Anne Maynes of the Gartner Group said in the SOA conference earlier this month that software architecture must change to embrace the plethora of platforms and form factors that are emerging.
This is a subject very close to my own interests and after working for many years in a major European bank where I sang the same song for about six years and only found deaf ears I feel at once pleased that the idea is becoming mainstream enough for Gartner to be shouting about it and depressed that I was not able to convince people that such a thing was needed.

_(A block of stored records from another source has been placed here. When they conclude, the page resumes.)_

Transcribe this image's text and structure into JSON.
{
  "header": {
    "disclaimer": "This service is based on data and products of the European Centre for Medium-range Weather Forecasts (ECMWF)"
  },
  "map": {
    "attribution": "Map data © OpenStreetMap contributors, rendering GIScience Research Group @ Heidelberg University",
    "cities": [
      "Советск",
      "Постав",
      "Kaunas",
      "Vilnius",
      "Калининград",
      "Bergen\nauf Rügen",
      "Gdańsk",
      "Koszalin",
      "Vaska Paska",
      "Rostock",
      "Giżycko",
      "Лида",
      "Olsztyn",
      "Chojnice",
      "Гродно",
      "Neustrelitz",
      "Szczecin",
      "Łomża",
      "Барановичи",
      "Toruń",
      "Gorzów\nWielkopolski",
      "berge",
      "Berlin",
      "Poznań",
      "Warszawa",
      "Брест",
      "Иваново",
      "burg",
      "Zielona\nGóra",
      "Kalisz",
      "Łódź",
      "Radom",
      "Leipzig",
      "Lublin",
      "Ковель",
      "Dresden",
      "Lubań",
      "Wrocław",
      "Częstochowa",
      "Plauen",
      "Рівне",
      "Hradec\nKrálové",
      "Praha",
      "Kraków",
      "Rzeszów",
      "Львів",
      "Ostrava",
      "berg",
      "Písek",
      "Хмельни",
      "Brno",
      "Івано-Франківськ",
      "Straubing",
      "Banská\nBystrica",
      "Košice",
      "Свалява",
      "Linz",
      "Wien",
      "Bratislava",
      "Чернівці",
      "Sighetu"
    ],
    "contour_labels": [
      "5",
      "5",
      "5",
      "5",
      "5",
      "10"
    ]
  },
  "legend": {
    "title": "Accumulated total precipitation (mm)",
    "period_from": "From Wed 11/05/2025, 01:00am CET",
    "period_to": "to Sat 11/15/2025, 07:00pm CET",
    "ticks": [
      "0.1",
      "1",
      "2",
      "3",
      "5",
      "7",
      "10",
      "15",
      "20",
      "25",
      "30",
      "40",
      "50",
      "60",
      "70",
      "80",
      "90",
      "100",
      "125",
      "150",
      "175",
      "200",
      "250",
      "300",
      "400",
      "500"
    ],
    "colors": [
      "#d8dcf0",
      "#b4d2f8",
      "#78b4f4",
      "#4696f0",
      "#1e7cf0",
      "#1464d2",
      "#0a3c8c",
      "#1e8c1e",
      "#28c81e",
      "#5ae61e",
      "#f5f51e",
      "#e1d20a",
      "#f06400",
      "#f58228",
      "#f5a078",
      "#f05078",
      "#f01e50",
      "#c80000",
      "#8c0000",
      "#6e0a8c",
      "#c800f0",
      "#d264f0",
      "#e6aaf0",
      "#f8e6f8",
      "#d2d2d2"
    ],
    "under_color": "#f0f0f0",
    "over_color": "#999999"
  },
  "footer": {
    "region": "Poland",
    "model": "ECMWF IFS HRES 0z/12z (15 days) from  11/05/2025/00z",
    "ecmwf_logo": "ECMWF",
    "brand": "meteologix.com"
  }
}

Interestingly, I am making great effort at the moment to create some mobile phone applications which present their own special challenges. I am not the worlds expert on the different API sets afforded by Windows Phone 7, iPhone and Android but I feel very confident creating applications in C#. A technique that I have been developing over the last couple of years relies on a modified form of MVVM in which the application interacts with a strongly defined and bidirectional presentation layer. This application component is then capable of being bound in an abstract way to the various data-binding or equivalent mechanisms present in the diverse UI systems provided by the different platforms.
I have proven to myself at least that creating an application that has no UI whatsoever is a viable model and that the UI systems can be added on afterwards such that the application can be made compatible with any platform. I have tested this system and it works fine for WinForms, WPF, iPhone, Android and Windows Phone 7 as well as ASP.Net and Mac. Interestingly I develop in Visual Studio 2010 to validate the application and then transfer the code to Mono for the platforms which do not natively support C#.